Questão 4 Comentada - Câmara de Araraquara-2 - Agente Administrativo - Instituto Consulplan (2025)

Texto para responder à questão.

      Eu deveria cantar.
    Rolar de rir ou chorar, eu deveria, mas tinha desaprendido essas coisas. Talvez então pudesse acender uma vela, correr até a igreja da Consolação, rezar um Pai Nosso, uma Ave Maria e uma Glória ao Pai, tudo que eu lembrava, depois enfiar algum trocado, se tivesse, e nos últimos meses nunca, na caixa de metal “Para as Almas do Purgatório”. Agradecer, pedir luz, como nos tempos em que tinha fé.
      Bons tempos aqueles, pensei. Acendi um cigarro. E não tomei nenhuma dessas atitudes, dramáticas como se em algum canto houvesse sempre uma câmera cinematográfica à minha espreita. Ou Deus. Sem juiz nem plateia, sem close nem zoom, fiquei ali parado no começo da tarde escaldante de fevereiro, olhando o telefone que acabara de desligar. Nem sequer fiz o sinal da cruz ou levantei os olhos para o céu. O mínimo, suponho, que um sujeito tem a obrigação de fazer nesses casos, mesmo sem nenhuma fé, como se reagisse a uma espécie de reflexo condicionado místico.
     Acontecera um milagre. Um milagre à toa, mas básico para quem, como eu, não tinha pais ricos, dinheiro aplicado, imóveis, nem herança e apenas tentava viver sozinho numa cidade infernal como aquela que trepidava lá fora, além da janela ainda fechada do apartamento. Nada muito sensacional, tipo recuperar de súbito a visão ou erguer-se da cadeira de rodas com o semblante beatificado e a leveza de quem pisa sobre as águas. Embora a miopia ficasse cada vez mais aguda e os joelhos tremessem com frequência, não sabia se fome crônica ou pura tristeza, meus olhos e pernas ainda funcionavam razoavelmente. Outros órgãos, verdade, bem menos.
     Toquei o pescoço. E o cérebro, por exemplo.
    Já chega, disse para mim mesmo, parado nu no meio da penumbra gosmenta do meio-dia. Pense nesse milagre, homem. Singelo, quase insignificante na sua simplicidade, o pequeno milagre capaz de trazer alguma paz àquela série de solavancos sem rumo nem ritmo que eu, com certa complacência e nenhuma originalidade, estava habituado a chamar de minha vida, tinha um nome. Chamava-se – um emprego.


(ABREU, Caio Fernando. Onde andará Dulce Veiga? São Paulo: Planeta De Agostini, 2003, p. 11-12.)
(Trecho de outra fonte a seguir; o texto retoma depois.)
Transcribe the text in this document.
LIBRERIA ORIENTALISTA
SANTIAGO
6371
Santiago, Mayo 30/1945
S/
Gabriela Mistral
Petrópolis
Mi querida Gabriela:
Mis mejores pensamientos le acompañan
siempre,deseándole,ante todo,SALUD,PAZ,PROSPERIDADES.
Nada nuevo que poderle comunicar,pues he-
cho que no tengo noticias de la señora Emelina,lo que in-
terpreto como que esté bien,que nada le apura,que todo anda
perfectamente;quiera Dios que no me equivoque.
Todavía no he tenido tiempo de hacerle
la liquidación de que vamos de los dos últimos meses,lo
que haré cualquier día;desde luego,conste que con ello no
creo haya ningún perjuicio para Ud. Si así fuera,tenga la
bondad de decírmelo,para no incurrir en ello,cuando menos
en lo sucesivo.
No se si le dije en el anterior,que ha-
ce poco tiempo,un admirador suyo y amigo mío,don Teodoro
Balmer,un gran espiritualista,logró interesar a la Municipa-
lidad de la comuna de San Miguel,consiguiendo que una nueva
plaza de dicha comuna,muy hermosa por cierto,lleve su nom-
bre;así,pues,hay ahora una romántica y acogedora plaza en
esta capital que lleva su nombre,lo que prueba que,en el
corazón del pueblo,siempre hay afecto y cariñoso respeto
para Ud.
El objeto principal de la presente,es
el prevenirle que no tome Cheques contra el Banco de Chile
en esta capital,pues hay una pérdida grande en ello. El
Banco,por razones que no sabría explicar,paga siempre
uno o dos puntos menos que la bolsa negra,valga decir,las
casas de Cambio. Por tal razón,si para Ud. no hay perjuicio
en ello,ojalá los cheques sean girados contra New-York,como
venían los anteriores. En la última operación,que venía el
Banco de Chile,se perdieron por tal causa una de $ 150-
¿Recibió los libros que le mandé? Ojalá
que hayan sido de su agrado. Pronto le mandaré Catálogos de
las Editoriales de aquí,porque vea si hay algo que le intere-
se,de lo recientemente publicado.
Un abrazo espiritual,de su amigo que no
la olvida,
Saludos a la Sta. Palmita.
Caio Fernando Abreu foi um transgressor, autor de uma obra autoconfessional. Fascinado pelo tema da individualidade, por vezes sombrio, voltou a ter enorme popularidade nestes tempos de mídias sociais. Em relação ao texto apresentado, de Caio Fernando Abreu, é correto afirmar que:

  • A Utiliza a pessoalidade gramatical, já que tem a intenção de especificar um posicionamento.
  • B Assinala a necessidade de “arranjar um emprego” fora dos contextos sociais da época atual.
  • C Apresenta um predomínio de sequências textuais injuntivas e expositivas, características dos textos narrativos.
  • D Emprega a expressão “Para as Almas do Purgatório” entre aspas para destacar uma inadequação ideológica do termo.
  • E Aborda, através da exposição de fatos, isto é, de uma história, um tema bastante corriqueiro e contemporâneo da sociedade atual.